Lucavion gave him a sidelong glance. “If you light yourself on fire before the banquet, I’m not claiming you.”

“I’m not gonna explode,” Toven muttered. “Probably.”

“Promising.”

Then came Elayne.

She stood near the shadowed edge of the fountain, almost part of it—her cloak so sheer it blurred the lines of her form when she moved. In her hand was no sword, no staff, but a blade-fan: thin panels of obsidian-tinted metal etched in illusion runes, each fold an arcane anchor. When opened, the fan expanded in a fractal of smoke and mirage—perfect for slicing, deflecting, or vanishing altogether. A ghost’s weapon. Meant for quiet war.

Lucavion gave her a look. “Assassins going formal now?”

“…..”

A shared silence followed. Just for a moment. The kind that settled not because there was nothing to say—but because they all knew what came next.

Weapons forged.

Alliances chosen.

The world watching.

Lucavion adjusted the estoc at his back slightly, the voidweave beneath his clothes responding with silent grace, easing the movement without resistance. He didn’t need to tell them about the armor. No need to explain what was beneath the surface. Let the world think he wore shadows.

Let them guess what they couldn’t see.

Kaleran’s voice broke the quiet, approaching from the steps beyond.

“There you are.”

Kaleran’s boots met the marble with measured weight, his figure descending the steps like he carried the burden of the entire day’s logistics on his spine—and no intention of letting it slip. His robes had shifted again, this time layered with ceremonial accents: a high collar marked with interlacing sigils of the central academy branch, and silver thread trim that caught the morning light like threads of lightning held still.

He stopped before them, gaze sweeping from weapon to student to weapon again, as if mentally checking off an inventory that extended well beyond steel and aether.

“You’ve received your armaments,” he said, tone clipped but not cold. “Good. Then it’s time.”

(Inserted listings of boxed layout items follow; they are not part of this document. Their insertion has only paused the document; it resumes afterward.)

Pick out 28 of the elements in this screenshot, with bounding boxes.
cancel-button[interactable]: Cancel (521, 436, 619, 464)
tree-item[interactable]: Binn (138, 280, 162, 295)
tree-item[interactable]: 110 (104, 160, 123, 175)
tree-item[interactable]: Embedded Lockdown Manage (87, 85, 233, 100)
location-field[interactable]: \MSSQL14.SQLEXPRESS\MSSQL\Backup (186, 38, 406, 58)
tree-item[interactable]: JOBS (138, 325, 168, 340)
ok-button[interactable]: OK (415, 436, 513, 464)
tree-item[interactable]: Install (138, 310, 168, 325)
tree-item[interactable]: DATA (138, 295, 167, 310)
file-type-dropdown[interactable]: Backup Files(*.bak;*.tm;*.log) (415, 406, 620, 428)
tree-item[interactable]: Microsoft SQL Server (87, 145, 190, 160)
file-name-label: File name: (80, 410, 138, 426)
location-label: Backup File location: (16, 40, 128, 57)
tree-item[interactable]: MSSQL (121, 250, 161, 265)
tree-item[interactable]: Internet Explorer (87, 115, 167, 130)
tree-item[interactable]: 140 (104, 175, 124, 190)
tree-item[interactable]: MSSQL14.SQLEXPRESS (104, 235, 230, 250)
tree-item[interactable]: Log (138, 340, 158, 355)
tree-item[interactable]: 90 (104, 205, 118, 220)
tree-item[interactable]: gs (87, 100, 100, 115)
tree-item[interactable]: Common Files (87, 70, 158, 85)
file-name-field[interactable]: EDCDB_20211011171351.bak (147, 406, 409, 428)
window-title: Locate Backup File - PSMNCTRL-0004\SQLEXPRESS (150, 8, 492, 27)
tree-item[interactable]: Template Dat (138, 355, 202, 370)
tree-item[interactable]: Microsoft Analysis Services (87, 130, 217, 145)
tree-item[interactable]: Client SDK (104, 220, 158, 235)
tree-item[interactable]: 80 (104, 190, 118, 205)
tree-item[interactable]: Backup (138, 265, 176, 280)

Lucavion exhaled slowly through his nose, brushing a gloved thumb along the edge of his scabbard.

[Now comes the real war,] Vitaliara whispered beside him, her voice dry with amusement. [Powder, perfume, and too much starch.]

’Sounds like you have been there.’

[Gerald has been invited to quite a lot of places like that.]

’I see….’

Kaleran’s voice continued, ignoring the barely stifled reactions from the rest. “Your tailored formalwear is waiting in your assigned changing chambers. You will each be escorted there directly. A team of court stylists has been brought from the Second Imperial Ward. You will not resist them. You will not insult them. And you will sit still.”

Mireilla groaned audibly. “Gods, this again?”

“Some of you look like you’ve lost a duel with your own laundry,” Kaleran said flatly. “Let’s not terrify the nobility with the illusion that you’re human.

Toven muttered something under his breath about personal freedom and injustice. Caeden just adjusted his collar, ready for whatever ceremonial noose was coming next.

Kaleran’s hands clasped behind his back. “The Banquet begins in four hours. You’ll be presented not as students—but as selections. Chosen by sponsors, wielders of academy-forged weapons, representatives of the next imperial generation.”

He didn’t raise his voice. He didn’t need to.

“The moment you step into that hall, you’re not yourself. You’re an image. Be careful to not cause a scene.”